The site also hosted the 2017 New England championships and this October will be home to the 20th annual Maine Cross Country Festival of Champions, an event hosted by Belfast and Brewer high schools that in a normal year attracts 1,800 runners from Maine and beyond.
When Nealey began working on the 90-acre plot of land next to the middle school to create the course, attracting big meets to Belfast was on his mind.
“I thought it would be really cool to be able to have a state meet at Belfast so I started building the course,” he said. “Because of the possibilities that the land had I thought it could be a really good course, so I took an excavator in and ditched the sides and Dave Jeffrey came down and we walked the course and laid it out and started building it.”

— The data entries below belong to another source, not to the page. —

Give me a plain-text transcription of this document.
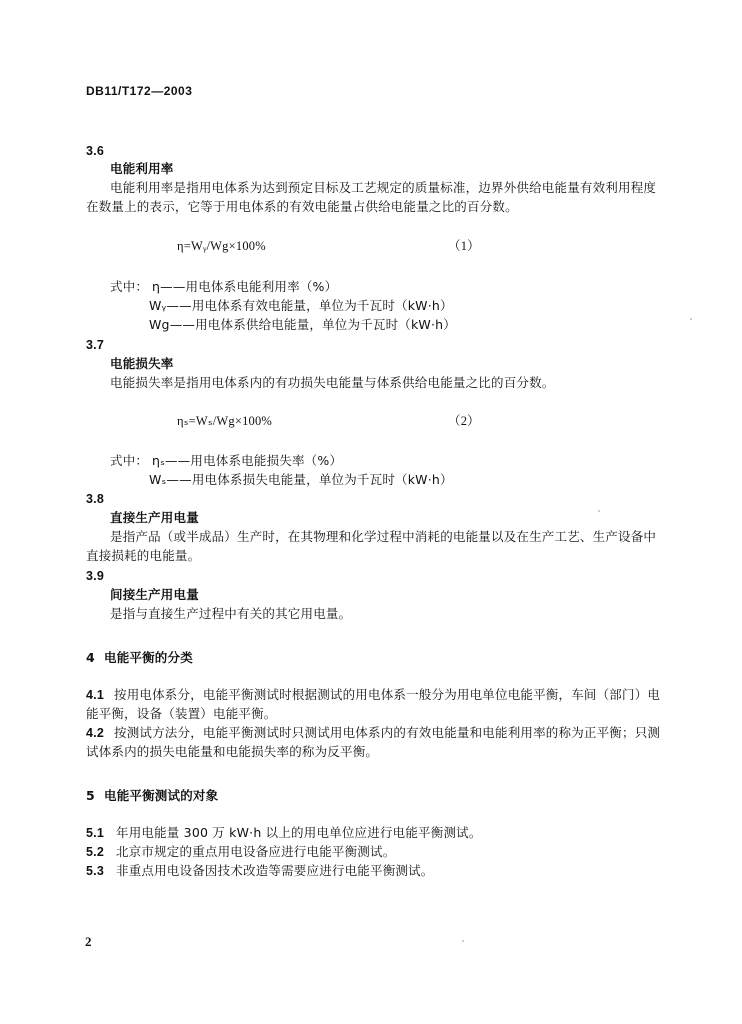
DB11/T172—2003
3.6
电能利用率
电能利用率是指用电体系为达到预定目标及工艺规定的质量标准，边界外供给电能量有效利用程度
在数量上的表示，它等于用电体系的有效电能量占供给电能量之比的百分数。
η=Wᵧ/Wg×100%	（1）
式中： η——用电体系电能利用率（%）
Wᵧ——用电体系有效电能量，单位为千瓦时（kW·h）
Wg——用电体系供给电能量，单位为千瓦时（kW·h）
3.7
电能损失率
电能损失率是指用电体系内的有功损失电能量与体系供给电能量之比的百分数。
ηₛ=Wₛ/Wg×100%	（2）
式中： ηₛ——用电体系电能损失率（%）
Wₛ——用电体系损失电能量，单位为千瓦时（kW·h）
3.8
直接生产用电量
是指产品（或半成品）生产时，在其物理和化学过程中消耗的电能量以及在生产工艺、生产设备中
直接损耗的电能量。
3.9
间接生产用电量
是指与直接生产过程中有关的其它用电量。
4 电能平衡的分类
4.1 按用电体系分，电能平衡测试时根据测试的用电体系一般分为用电单位电能平衡，车间（部门）电
能平衡，设备（装置）电能平衡。
4.2 按测试方法分，电能平衡测试时只测试用电体系内的有效电能量和电能利用率的称为正平衡；只测
试体系内的损失电能量和电能损失率的称为反平衡。
5 电能平衡测试的对象
5.1 年用电能量 300 万 kW·h 以上的用电单位应进行电能平衡测试。
5.2 北京市规定的重点用电设备应进行电能平衡测试。
5.3 非重点用电设备因技术改造等需要应进行电能平衡测试。
2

The goal was not only to provide a fast course with plenty of room for the runners, but also to make it spectator-friendly.
“My frustration with cross country is with so many courses you see the kids leave and then you see them come back and that’s it,” Nealey said. “When we designed it, I wanted to lay it out so you’d have multiple opportunities to see the athletes run by you. I think that adds to the excitement for the spectators and the athletes.”
Look for Nealey not to completely leave the track and running scene.
He’ll continue to help out at the Festival of Champions and other events, and if his son ever decides to return to the midcoast and coach track he won’t have to look far for an assistant.
In the meantime, there are grandchildren to enjoy and another house to build.
“Giving up coaching for some people would be really difficult because their whole life is involved in it, but he has so many other irons in the fire that he’s just going to go on and do other things. That’s just the way he is,” Jeffrey said.
“We’ll miss him, because he was really good for the sport.”